Starflower

The stranger took a step forward, her hands outstretched. They were very alike, those two women. Neither tall, both slender, their dark hair falling away from faces full of sorrow. But in the one face there was hope, while in the other there was only despair.

Imraldera, still struggling with the newness of the words upon her tongue, said, “Fairbird, my darling—”

“Away from me!” Fairbird signed. She turned to flee, nearly falling over Frostbite as she went. She grabbed the dog by the ear and tugged, urging her to follow her back to the village, away from this woman with an unholy voice. Let the skin lie in the water and rot! She must get away, and she must not remember.
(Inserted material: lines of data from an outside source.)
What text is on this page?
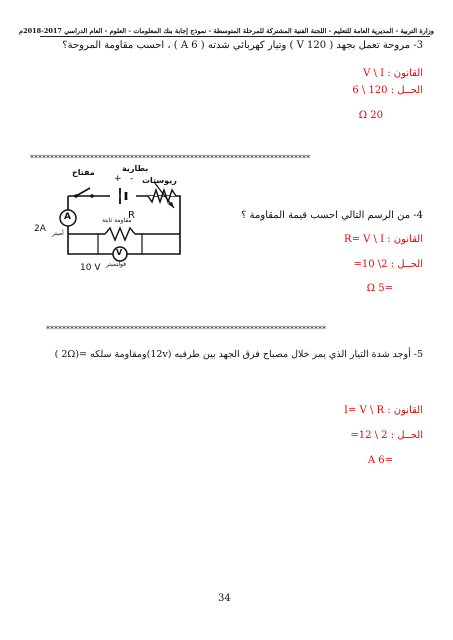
وزارة التربية - المديرية العامة للتعليم - اللجنة الفنية المشتركة للمرحلة المتوسطة - نموذج إجابة بنك المعلومات - العلوم - العام الدراسي 2017-2018م
3- مروحة تعمل بجهد ( 120 V ) وتيار كهربائي شدته ( 6 A ) ، احسب مقاومة المروحة؟
القانون : V \ I
الحــل : 120 \ 6
20 Ω
**********************************************************************
مفتاح	بطارية
ريوستات
+ -
A
أميتر
R
مقاومة ثابتة
V
فولتميتر
2A
10 V
4- من الرسم التالي احسب قيمة المقاومة ؟
القانون : R= V \ I
الحــل : 2\ 10=
=5 Ω
**********************************************************************
5- أوجد شدة التيار الذي يمر خلال مصباح فرق الجهد بين طرفيه (12v)ومقاومة سلكه =(2Ω )
القانون : I= V \ R
الحــل : 2 \ 12=
=6 A
34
But Frostbite would not be moved.

The old dog, her mind as slowed by age as her body, stood with her lips drawn back. Her cloudy eyes could see little, and her ears did not know the voice of the stranger. But her nose . . . her nose was as good as it had ever been.
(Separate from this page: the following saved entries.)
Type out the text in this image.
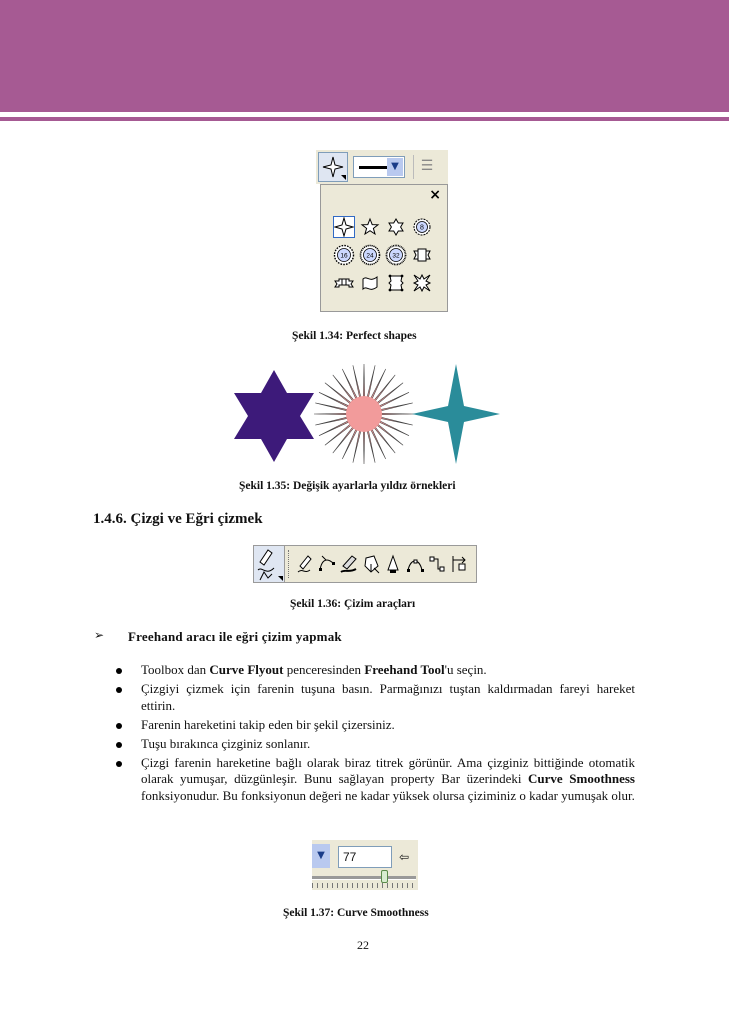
▼	☰
×
8
16	24	32
Şekil 1.34: Perfect shapes
Şekil 1.35: Değişik ayarlarla yıldız örnekleri
1.4.6. Çizgi ve Eğri çizmek
Şekil 1.36: Çizim araçları
➢ Freehand aracı ile eğri çizim yapmak
Toolbox dan Curve Flyout penceresinden Freehand Tool'u seçin.
Çizgiyi çizmek için farenin tuşuna basın. Parmağınızı tuştan kaldırmadan fareyi hareket ettirin.
Farenin hareketini takip eden bir şekil çizersiniz.
Tuşu bırakınca çizginiz sonlanır.
Çizgi farenin hareketine bağlı olarak biraz titrek görünür. Ama çizginiz bittiğinde otomatik olarak yumuşar, düzgünleşir. Bunu sağlayan property Bar üzerindeki Curve Smoothness fonksiyonudur. Bu fonksiyonun değeri ne kadar yüksek olursa çiziminiz o kadar yumuşak olur.
▼	77	⇦
Şekil 1.37: Curve Smoothness
22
Suddenly the dog yelped. She tore from Fairbird’s grasp and flung herself upon the stranger. Fairbird gasped, thinking her lurcher would tear the girl’s throat out in her efforts to protect her, and she flung herself after, desperately trying to catch hold.
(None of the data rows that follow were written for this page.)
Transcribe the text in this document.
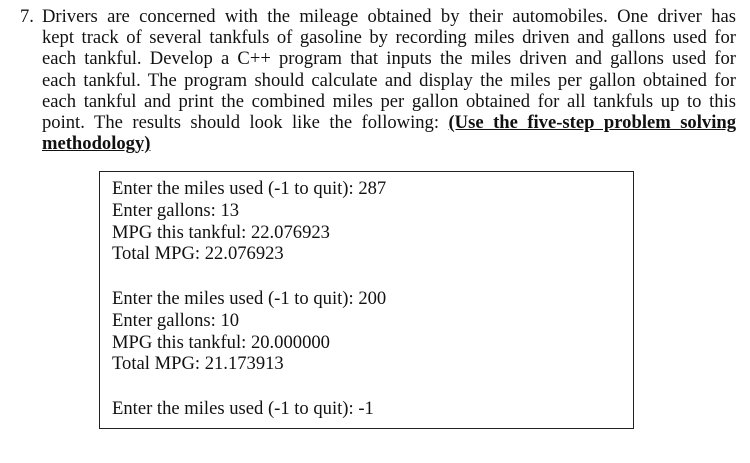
7. Drivers are concerned with the mileage obtained by their automobiles. One driver has
kept track of several tankfuls of gasoline by recording miles driven and gallons used for
each tankful. Develop a C++ program that inputs the miles driven and gallons used for
each tankful. The program should calculate and display the miles per gallon obtained for
each tankful and print the combined miles per gallon obtained for all tankfuls up to this
point. The results should look like the following: (Use the five-step problem solving
methodology)
Enter the miles used (-1 to quit): 287
Enter gallons: 13
MPG this tankful: 22.076923
Total MPG: 22.076923
Enter the miles used (-1 to quit): 200
Enter gallons: 10
MPG this tankful: 20.000000
Total MPG: 21.173913
Enter the miles used (-1 to quit): -1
But the dog, still barking and yelping, stood with her paws on the stranger’s shoulders, licking her face and whimpering, her tail wagging as though it would break. The stranger wrapped her arms around the dog’s hulking body, burying her face in the gray, musty fur.

Fairbird stared. She had been betrayed so many times in life. First, her mother died before she could know her; then her sister was cruelly wrenched from her by a father who appeared as cold and heartless as stone. Only Frostbite had been true. Only Frostbite had remained by her side as the darkness of her god threatened to swallow the last shreds of hope she clutched for herself.

Now even Frostbite betrayed her. It was the final blow.

With a sob, she turned to flee.

“Wait!”

Fairbird stopped. Something in that voice compelled her to stay, to hear words that might be as arrows.

“I told you once,” said the stranger, “that when you heard me speak your true name, I would return to you. Will you hear me now? Will you let me speak the name that is truly yours? If I speak it, will you know me at last?”

Fairbird stood as silent as she had lived.

“Gift,” the stranger whispered, putting Frostbite gently from her and approaching Fairbird’s rigid form from behind. “Love Gift. Gracious Gift. Gift of my mother to me, to my father, to the worlds. That is your true name, Fairbird. You are my Gift.”

Fairbird’s hands trembled. She signed, “I killed my mother. I killed you.”

“You gave us reason to die, my darling. You gave us reason to die, and in that, you gave us reason to live.”

Her eyes stricken with tears, the silent girl turned to the one who spoke.

“My Fairbird,” whispered Starflower. “My sister.”

Then suddenly Fairbird was in her arms. She was a young woman now, but she felt no more than five years old as she buried her face in the shoulder of that stranger who was no stranger but who was in fact the dearest of her heart. She wept and felt the tears of her sister falling in her hair and down her neck. Frostbite, in her joy, pressed up against their legs until they fell over in a pile.

They lay together, the three of them, nobody speaking and nobody signing, trying to explain. Frostbite knew best. Let joy be joy without words! And they followed the old dog’s example.

But at last the time for stories came. The girls’ hands flew as they talked in the silent language. But at last Imraldera came to the end of hers, and she put her hands in her lap.

“The curse is broken,” she said out loud.

Fairbird shook her head. “I cannot believe it,” she signed. “How can a god die?”

“He was no god,” said her sister. “He was Faerie kind, a creature of the Gray Wood.”

“He has been our god for generations.”

“Sister, listen to me!” Imraldera took Fairbird’s face in her hands. She could still see the child whom she had snatched from Wolf Tongue’s grasp and whom she had told to sit by Frostbite and stay behind. Fairbird was grown up now, and so beautiful. What a terrible thing was the Faerie world, filled with immortals caring nothing for time! Eanrin had explained much to her on their journey to Redclay, things Imraldera had not wanted to understand.

It did not matter. The child Fairbird was gone, but Fairbird herself was present. And they had so little time.

“The curse is broken,” Imraldera said again. “You are free. You may speak as boldly as any man, and you can make them listen. You must tell them, Fairbird! You must tell the other women. It was the Giver of Names who freed you. It was he who gave you your name and now gives you a voice. Do you understand?”

Fairbird’s brow drew together. “But I cannot speak. I am not brave like you.”